What’s friendship’s realest measure?

I’ll tell you. The amount of precious time you’ll squander on someone else’s calamities and fuck-ups.

And as a consequence, zipping along the Jersey darkside past practical Hightstown, feeling ornery as a bunkhouse cook, the baddies suddenly swarmed my car like a charnel mist so dense that not even opening the window would rout them.
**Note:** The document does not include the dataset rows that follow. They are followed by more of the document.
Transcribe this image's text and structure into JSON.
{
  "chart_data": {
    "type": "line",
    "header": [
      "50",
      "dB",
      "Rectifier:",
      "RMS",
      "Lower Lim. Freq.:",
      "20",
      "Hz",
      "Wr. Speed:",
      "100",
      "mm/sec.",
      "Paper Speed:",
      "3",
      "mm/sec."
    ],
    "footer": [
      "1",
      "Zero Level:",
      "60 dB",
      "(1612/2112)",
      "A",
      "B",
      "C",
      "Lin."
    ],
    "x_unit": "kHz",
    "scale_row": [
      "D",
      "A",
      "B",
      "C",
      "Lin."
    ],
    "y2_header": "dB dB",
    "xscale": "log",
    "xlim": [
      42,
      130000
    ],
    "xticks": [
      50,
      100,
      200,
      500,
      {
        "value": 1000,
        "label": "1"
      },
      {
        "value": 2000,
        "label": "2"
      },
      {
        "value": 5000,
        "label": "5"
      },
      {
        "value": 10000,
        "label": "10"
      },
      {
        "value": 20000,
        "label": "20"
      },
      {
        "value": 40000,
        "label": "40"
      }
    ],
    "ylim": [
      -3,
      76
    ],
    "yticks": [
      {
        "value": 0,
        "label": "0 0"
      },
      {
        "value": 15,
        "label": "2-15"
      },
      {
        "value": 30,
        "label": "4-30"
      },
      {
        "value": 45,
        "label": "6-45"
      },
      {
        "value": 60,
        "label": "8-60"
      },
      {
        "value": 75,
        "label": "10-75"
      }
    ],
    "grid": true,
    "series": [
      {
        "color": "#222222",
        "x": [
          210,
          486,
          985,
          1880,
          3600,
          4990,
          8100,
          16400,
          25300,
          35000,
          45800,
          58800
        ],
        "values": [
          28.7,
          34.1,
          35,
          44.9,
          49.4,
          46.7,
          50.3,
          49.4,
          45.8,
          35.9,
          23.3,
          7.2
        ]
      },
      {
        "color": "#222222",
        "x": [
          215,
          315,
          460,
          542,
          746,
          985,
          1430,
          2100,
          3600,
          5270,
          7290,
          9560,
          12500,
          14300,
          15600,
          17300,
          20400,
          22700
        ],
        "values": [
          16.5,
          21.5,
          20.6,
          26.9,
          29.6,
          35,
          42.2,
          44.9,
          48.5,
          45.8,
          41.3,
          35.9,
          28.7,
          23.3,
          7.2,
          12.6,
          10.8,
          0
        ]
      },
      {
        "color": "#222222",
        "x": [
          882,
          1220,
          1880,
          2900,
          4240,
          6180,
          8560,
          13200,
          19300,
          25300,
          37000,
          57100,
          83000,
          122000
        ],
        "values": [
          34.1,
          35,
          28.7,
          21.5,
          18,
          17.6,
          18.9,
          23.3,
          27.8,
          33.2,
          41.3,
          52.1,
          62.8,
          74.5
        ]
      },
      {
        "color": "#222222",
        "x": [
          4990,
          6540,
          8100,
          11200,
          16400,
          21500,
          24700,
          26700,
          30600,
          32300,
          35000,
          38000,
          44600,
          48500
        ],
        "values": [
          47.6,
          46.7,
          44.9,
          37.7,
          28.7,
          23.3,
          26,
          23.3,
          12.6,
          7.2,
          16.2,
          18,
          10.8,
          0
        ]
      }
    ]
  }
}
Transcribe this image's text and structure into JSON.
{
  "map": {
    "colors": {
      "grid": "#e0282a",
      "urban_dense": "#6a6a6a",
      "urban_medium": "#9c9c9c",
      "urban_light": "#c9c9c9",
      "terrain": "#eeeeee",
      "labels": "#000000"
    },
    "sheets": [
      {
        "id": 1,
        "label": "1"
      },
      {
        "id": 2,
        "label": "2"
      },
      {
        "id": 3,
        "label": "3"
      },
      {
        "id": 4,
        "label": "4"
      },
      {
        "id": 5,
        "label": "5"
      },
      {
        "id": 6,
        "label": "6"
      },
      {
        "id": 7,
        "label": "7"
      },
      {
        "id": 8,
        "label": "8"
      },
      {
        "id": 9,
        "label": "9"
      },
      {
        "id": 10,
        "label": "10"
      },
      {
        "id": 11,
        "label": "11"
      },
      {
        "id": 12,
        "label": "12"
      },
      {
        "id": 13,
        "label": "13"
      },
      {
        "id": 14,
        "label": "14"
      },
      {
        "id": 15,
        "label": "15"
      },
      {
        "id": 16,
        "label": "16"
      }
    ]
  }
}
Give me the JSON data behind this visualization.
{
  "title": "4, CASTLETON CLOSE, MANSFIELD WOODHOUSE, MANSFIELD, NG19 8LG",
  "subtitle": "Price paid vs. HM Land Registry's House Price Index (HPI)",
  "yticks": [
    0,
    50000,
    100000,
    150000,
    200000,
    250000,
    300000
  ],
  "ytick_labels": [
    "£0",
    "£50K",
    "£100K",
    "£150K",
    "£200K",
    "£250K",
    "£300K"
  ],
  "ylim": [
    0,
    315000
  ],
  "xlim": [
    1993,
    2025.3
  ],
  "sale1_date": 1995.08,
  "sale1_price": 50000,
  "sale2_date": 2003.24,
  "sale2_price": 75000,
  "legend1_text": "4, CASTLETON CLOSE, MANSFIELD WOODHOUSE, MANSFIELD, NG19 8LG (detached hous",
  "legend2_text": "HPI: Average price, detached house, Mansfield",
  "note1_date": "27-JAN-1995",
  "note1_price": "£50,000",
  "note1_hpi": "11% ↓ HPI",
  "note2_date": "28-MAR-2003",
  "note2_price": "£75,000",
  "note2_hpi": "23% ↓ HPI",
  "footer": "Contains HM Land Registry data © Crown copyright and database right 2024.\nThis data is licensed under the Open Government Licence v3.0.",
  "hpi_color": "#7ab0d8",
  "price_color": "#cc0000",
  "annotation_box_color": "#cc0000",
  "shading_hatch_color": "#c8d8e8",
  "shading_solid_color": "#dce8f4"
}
Nothing in the world is as hopeful as knowing a woman you like is somewhere thinking about only you. Conversely, there is no badness anywhere as acute as the badness of no woman out in the world thinking about you. Or worse. That one has quit because of some bone-headedness on your part. It is like looking out an airplane window and finding the earth has, disappeared. No loneliness can compete with that. And New Jersey, muted and adaptable, is the perfect landscape for that very loneliness, its other pleasures notwithstanding. Michigan comes close, with its long, sad vistas, its desolate sunsets over squatty frame houses, second-growth forests, flat interstates and dog-eared towns like Dowagiac and Munising. But
only
close. New Jersey’s is the purest loneliness of all.

By disclosing an intimacy he absolutely didn’t have to disclose (he didn’t want advice, after all), Walter Luckett was guilty of both spoiling my superb anticipation and illuminating a set of facts-of-life I’d have been happy never to know about.